Es passte einfach zu gut. Schon ein paar Tage standen die Flaschen aus dem Vulkanland da. Doch wenn die Geschwister dahinter schon Fischer heißen, dann sollten sie doch am Übergang zu Fastenzeit und Heringschmaus stehen. Zumal es ein guter Name in Sachen Wein ist, der weder im Traisental, noch in der Wachau, der Thermenregion oder an der Rosalia enttäuscht. Diese Fischers aber sind Südoststeirer. Und der Riesling vom Stradenberg, den Bernhard, Klaus und Claudia Fischer 2019 in Plesch gefüllt haben, zeichnete schon gut ihre Linie vor. Kurz gefasst, könnte man ihn als eine Art Naturwein für Ängstliche beschreiben. Zwar ist hier nichts naturtrüb, doch die Aromatik des Bio-Weins bewegt sich in der herben Richtung; Grüntee, Zitronenmelisse und ein nicht zu übersehender Gerbstoff prägen diesen jugendlichen Wein (noch) im Mund. Die sortentypische Marille versteckt sich fast im letzten Drittel des Kostschlucks, holt dann kurz den Ausweis heraus, um zu beweisen, dass sie Riesling heißt und überlässt der feinen Mineralik dann den Abgang. Was dieser würzige Sortenvertreter aber aufweist, ist ein kühler Rauch-Ton. Er verdankt sich der Region, doch auch einige Züge der Fischer’schen Handschrift kann man bereits hier festhalten.

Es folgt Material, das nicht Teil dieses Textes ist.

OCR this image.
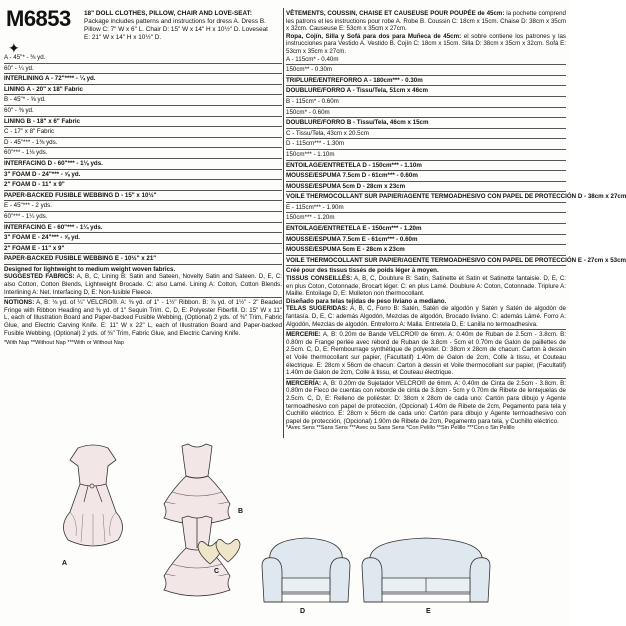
M6853
✦
18" DOLL CLOTHES, PILLOW, CHAIR AND LOVE-SEAT: Package includes patterns and instructions for dress A. Dress B. Pillow C: 7" W x 6" L. Chair D: 15" W x 14" H x 10½" D. Loveseat E: 21" W x 14" H x 10½" D.
A - 45"* - ⅜ yd.
60" - ¼ yd.
INTERLINING A - 72"**** - ¼ yd.
LINING A - 20" x 18" Fabric
B - 45"* - ⅝ yd.
60" - ⅜ yd.
LINING B - 18" x 6" Fabric
C - 17" x 8" Fabric
D - 45"*** - 1⅜ yds.
60"*** - 1⅛ yds.
INTERFACING D - 60"*** - 1⅛ yds.
3" FOAM D - 24"*** - ⅝ yd.
2" FOAM D - 11" x 9"
PAPER-BACKED FUSIBLE WEBBING D - 15" x 10½"
E - 45"*** - 2 yds.
60"*** - 1¼ yds.
INTERFACING E - 60"*** - 1¼ yds.
3" FOAM E - 24"*** - ⅝ yd.
2" FOAM E - 11" x 9"
PAPER-BACKED FUSIBLE WEBBING E - 10½" x 21"

Designed for lightweight to medium weight woven fabrics.

SUGGESTED FABRICS: A, B, C, Lining B: Satin and Sateen, Novelty Satin and Sateen. D, E, C: also Cotton, Cotton Blends, Lightweight Brocade. C: also Lamé. Lining A: Cotton, Cotton Blends. Interlining A: Net. Interfacing D, E: Non-fusible Fleece.

NOTIONS: A, B: ⅛ yd. of ¼" VELCRO®. A: ⅜ yd. of 1" - 1½" Ribbon. B: ⅞ yd. of 1½" - 2" Beaded Fringe with Ribbon Heading and ⅜ yd. of 1" Sequin Trim. C, D, E: Polyester Fiberfill. D: 15" W x 11" L, each of Illustration Board and Paper-backed Fusible Webbing, (Optional) 2 yds. of ⅜" Trim, Fabric Glue, and Electric Carving Knife. E: 11" W x 22" L, each of Illustration Board and Paper-backed Fusible Webbing, (Optional) 2 yds. of ⅜" Trim, Fabric Glue, and Electric Carving Knife.

*With Nap **Without Nap ***With or Without Nap

VÊTEMENTS, COUSSIN, CHAISE ET CAUSEUSE POUR POUPÉE de 45cm: la pochette comprend les patrons et les instructions pour robe A. Robe B. Coussin C: 18cm x 15cm. Chaise D: 38cm x 35cm x 32cm. Causeuse E: 53cm x 35cm x 27cm.

Ropa, Cojín, Silla y Sofá para dos para Muñeca de 45cm: el sobre contiene los patrones y las instrucciones para Vestido A. Vestido B. Cojín C: 18cm x 15cm. Silla D: 38cm x 35cm x 32cm. Sofá E: 53cm x 35cm x 27cm.

A - 115cm* - 0.40m
150cm** - 0.30m
TRIPLURE/ENTREFORRO A - 180cm*** - 0.30m
DOUBLURE/FORRO A - Tissu/Tela, 51cm x 46cm
B - 115cm* - 0.60m
150cm* - 0.60m
DOUBLURE/FORRO B - Tissu/Tela, 46cm x 15cm
C - Tissu/Tela, 43cm x 20.5cm
D - 115cm*** - 1.30m
150cm*** - 1.10m
ENTOILAGE/ENTRETELA D - 150cm*** - 1.10m
MOUSSE/ESPUMA 7.5cm D - 61cm*** - 0.60m
MOUSSE/ESPUMA 5cm D - 28cm x 23cm
VOILE THERMOCOLLANT SUR PAPIER/AGENTE TERMOADHESIVO CON PAPEL DE PROTECCIÓN D - 38cm x 27cm
E - 115cm*** - 1.90m
150cm*** - 1.20m
ENTOILAGE/ENTRETELA E - 150cm*** - 1.20m
MOUSSE/ESPUMA 7.5cm E - 61cm*** - 0.60m
MOUSSE/ESPUMA 5cm E - 28cm x 23cm
VOILE THERMOCOLLANT SUR PAPIER/AGENTE TERMOADHESIVO CON PAPEL DE PROTECCIÓN E - 27cm x 53cm

Créé pour des tissus tissés de poids léger à moyen.

TISSUS CONSEILLÉS: A, B, C, Doublure B: Satin, Satinette et Satin et Satinette fantaisie. D, E, C: en plus Coton, Cotonnade, Brocart léger. C: en plus Lamé. Doublure A: Coton, Cotonnade. Triplure A: Maille. Entoilage D, E: Molleton non thermocollant.

Diseñado para telas tejidas de peso liviano a mediano.

TELAS SUGERIDAS: A, B, C, Forro B: Satén, Satén de algodón y Satén y Satén de algodón de fantasía. D, E, C: además Algodón, Mezclas de algodón, Brocado liviano. C: además Lámé. Forro A: Algodón, Mezclas de algodón. Entreforro A: Malla. Entretela D, E: Lanilla no termoadhesiva.

MERCERIE: A, B: 0.20m de Bande VELCRO® de 6mm. A: 0.40m de Ruban de 2.5cm - 3.8cm. B: 0.80m de Frange perlée avec rebord de Ruban de 3.8cm - 5cm et 0.70m de Galon de paillettes de 2.5cm. C, D, E: Rembourrage synthétique de polyester. D: 38cm x 28cm de chacun: Carton à dessin et Voile thermocollant sur papier, (Facultatif) 1.40m de Galon de 2cm, Colle à tissu, et Couteau électrique. E: 28cm x 56cm de chacun: Carton à dessin et Voile thermocollant sur papier, (Facultatif) 1.40m de Galon de 2cm, Colle à tissu, et Couteau électrique.

MERCERÍA: A, B: 0.20m de Sujetador VELCRO® de 6mm. A: 0.40m de Cinta de 2.5cm - 3.8cm. B: 0.80m de Fleco de cuentas con reborde de cinta de 3.8cm - 5cm y 0.70m de Ribete de lentejuelas de 2.5cm. C, D, E: Relleno de poliéster. D: 38cm x 28cm de cada uno: Cartón para dibujo y Agente termoadhesivo con papel de protección, (Opcional) 1.40m de Ribete de 2cm, Pegamento para tela y Cuchillo eléctrico. E: 28cm x 56cm de cada uno: Cartón para dibujo y Agente termoadhesivo con papel de protección, (Opcional) 1.90m de Ribete de 2cm, Pegamento para tela, y Cuchillo eléctrico.

*Avec Sens **Sans Sens ***Avec ou Sans Sens *Con Pelillo **Sin Pelillo ***Con o Sin Pelillo

A
B
C
D	E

Man merkt, dass die drei Winzer, Geburtsjahrgänge zwischen 1987 und 1994, am Stil des Weinguts arbeiten, nicht nur am Inhalt der Flaschen, die heuer zum 15. Mal mit Qualitätswein gefüllt werden. Auffällig sind schon die Flaschen, zumindest wenn man eine Schwäche für die Farbe Blau hat, die sich bei der Etiketten-Gestaltung der Fischers in Richtung des berühmten Yves Klein-Farbtons bewegt. Wichtiger bei den äußeren Werten ist aber der Verzicht auf Schutzfolien und Kunststoff – ein kleines Wachsplättchen, natürlich auch in Blau gehalten, schützt den Kork. Und eigentlich soll der ja nicht für die Ewigkeit beschirmt sein, sondern irgendwann gezogen werden. Was wir gerne tun beim Lagenwein Schemming. Doch zunächst widmen wir uns dem verschraubten Ortswein. Der „St. Anna“ ist ein reinsortiger Morillon und die Burgundersorten passen wunderbar in die Rieden des Vulkanlands. Sand, Muschelkalk, aber auch die Signatur des Basalts geben in allen drei Fällen markante Weine. Die markante Würze der Gegend variiert halt, wobei die „dunkelste“ Aromatik gemeinhin reiner Basalt mitbringt.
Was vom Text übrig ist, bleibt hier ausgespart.